Binance, the world’s cryptocurrency exchange by volume, said the theft impacted about 2 percent of its total bitcoin holdings.

“All of our other wallets are secure and unharmed,” said the statement.

“The hackers had the patience to wait, and execute well-orchestrated actions through multiple seemingly independent accounts at the most opportune time,” the statement read. “The transaction is structured in a way that passed our existing security checks. It was unfortunate that we were not able to block this withdrawal before it was executed.”

“Once executed, the withdrawal triggered various alarms in our system. We stopped all withdrawals immediately after that,” the statement said.

Binance said its secure asset fund for users (SAFU) will cover user losses.

Until the company’s investigation is complete, the deposits and the withdraws will remain suspended but the trading is going to remain open.

Binance chief executive Changpeng Zhao is set to hold a Twitter ask-me-anything session in the coming hours.

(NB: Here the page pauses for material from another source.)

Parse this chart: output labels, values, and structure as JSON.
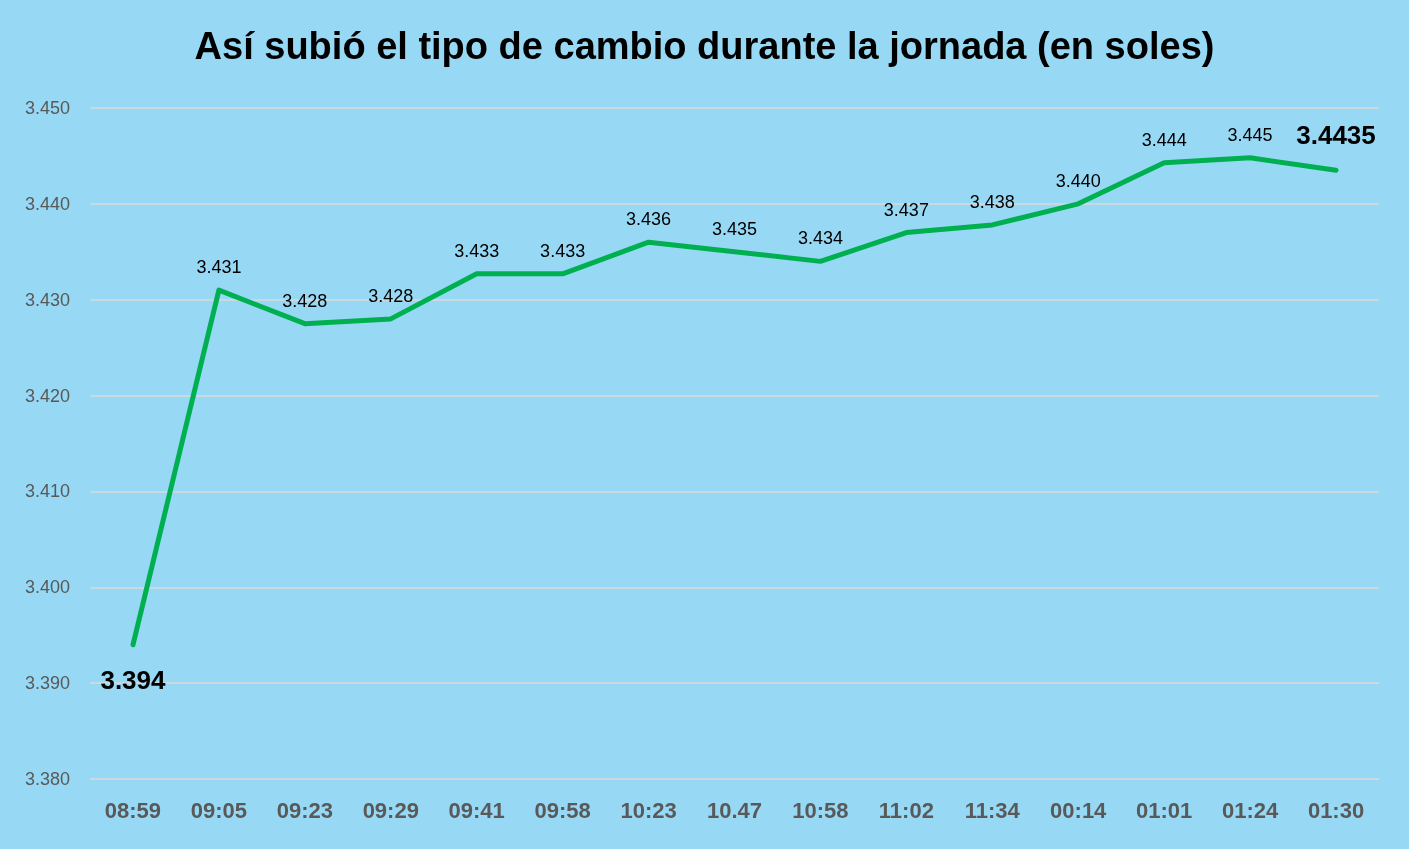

The Wall Street Journal in 2018 has come up with elements that make the bitcoin theft particularly appealing:

Unlike stock exchanges, which facilitate trading but don’t actually hold securities on behalf of investors, many cryptocurrency exchanges charge fees for trading and store currencies for their customers. Analysts say that makes cryptocurrency exchanges like sitting ducks. Thieves that manage to break in can do something akin to robbing a bank—getting hold of valuable cryptocurrencies that they can cash out of.

Cryptocurrency exchanges are “easy to breach, with minimum effort and expense from attackers and with maximum return on investment,” said Robert Statica, president of BLAKFX, a cybersecurity firm in New York.